Par Léa · Rédactrice eBrigade · Publié le 23 juin 2026

Permis feu travaux à chaud : obligations, contenu et bonnes pratiques BTP

Le permis feu travaux à chaud est un document de prévention indispensable dès qu’une opération produit des points chauds : soudage, oxycoupage, meulage, brasage, découpe au chalumeau, décapage thermique. Sur un chantier BTP, ces interventions concentrent une part importante des départs de feu, souvent plusieurs heures après la fin du travail. Le permis feu travaux à chaud encadre l’opération, oblige à analyser les risques, à mettre en place des moyens de protection et à organiser une surveillance après les travaux. Bien rédigé, il transforme une opération risquée en intervention maîtrisée.

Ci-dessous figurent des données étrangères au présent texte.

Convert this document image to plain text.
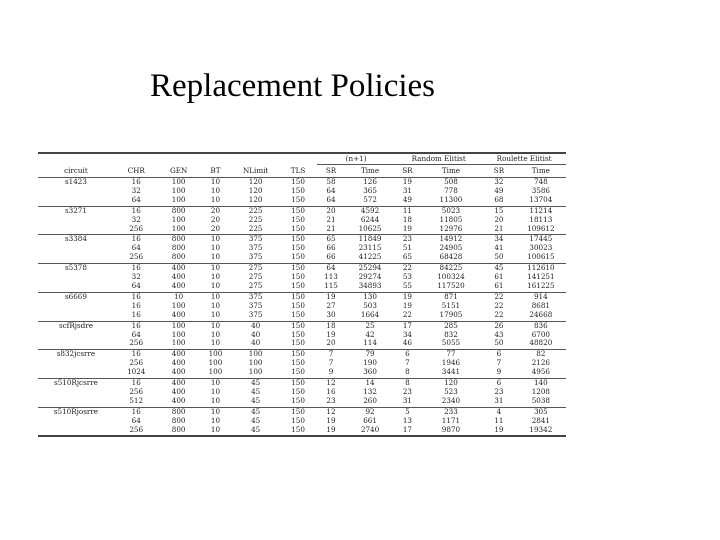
Replacement Policies
						(n+1)		Random Elitist		Roulette Elitist	
circuit	CHR	GEN	BT	NLimit	TLS	SR	Time	SR	Time	SR	Time
s1423	16	100	10	120	150	58	126	19	508	32	748
	32	100	10	120	150	64	365	31	778	49	3586
	64	100	10	120	150	64	572	49	11300	68	13704
s3271	16	800	20	225	150	20	4592	11	5023	15	11214
	32	100	20	225	150	21	6244	18	11805	20	18113
	256	100	20	225	150	21	10625	19	12976	21	109612
s3384	16	800	10	375	150	65	11849	23	14912	34	17445
	64	800	10	375	150	66	23115	51	24905	41	30023
	256	800	10	375	150	66	41225	65	68428	50	100615
s5378	16	400	10	275	150	64	25294	22	84225	45	112610
	32	400	10	275	150	113	29274	53	100324	61	141251
	64	400	10	275	150	115	34893	55	117520	61	161225
s6669	16	10	10	375	150	19	130	19	871	22	914
	16	100	10	375	150	27	503	19	5151	22	8681
	16	400	10	375	150	30	1664	22	17905	22	24668
scfRjsdre	16	100	10	40	150	18	25	17	285	26	836
	64	100	10	40	150	19	42	34	832	43	6700
	256	100	10	40	150	20	114	46	5055	50	48820
s832jcsrre	16	400	100	100	150	7	79	6	77	6	82
	256	400	100	100	150	7	190	7	1946	7	2126
	1024	400	100	100	150	9	360	8	3441	9	4956
s510Rjcsrre	16	400	10	45	150	12	14	8	120	6	140
	256	400	10	45	150	16	132	23	523	23	1208
	512	400	10	45	150	23	260	31	2340	31	5038
s510Rjosrre	16	800	10	45	150	12	92	5	233	4	305
	64	800	10	45	150	19	661	13	1171	11	2841
	256	800	10	45	150	19	2740	17	9870	19	19342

Pourquoi un permis feu est nécessaire

Les travaux à chaud génèrent des projections d’étincelles, des chutes de scories, des élévations de température et des gaz parfois inflammables. Ces sources d’ignition peuvent enflammer des matériaux situés à plusieurs mètres, voire dans une pièce voisine via une gaine, un faux plafond ou une trémie.

Le risque est aggravé par l’environnement BTP : poussières de bois, isolants, bâches, palettes, solvants, hydrocarbures, gaines techniques, structures en bois ou en panneaux sandwich. Un mégot mal éteint ou une bille de soudure tombée dans un interstice peut couver plusieurs heures avant l’embrasement.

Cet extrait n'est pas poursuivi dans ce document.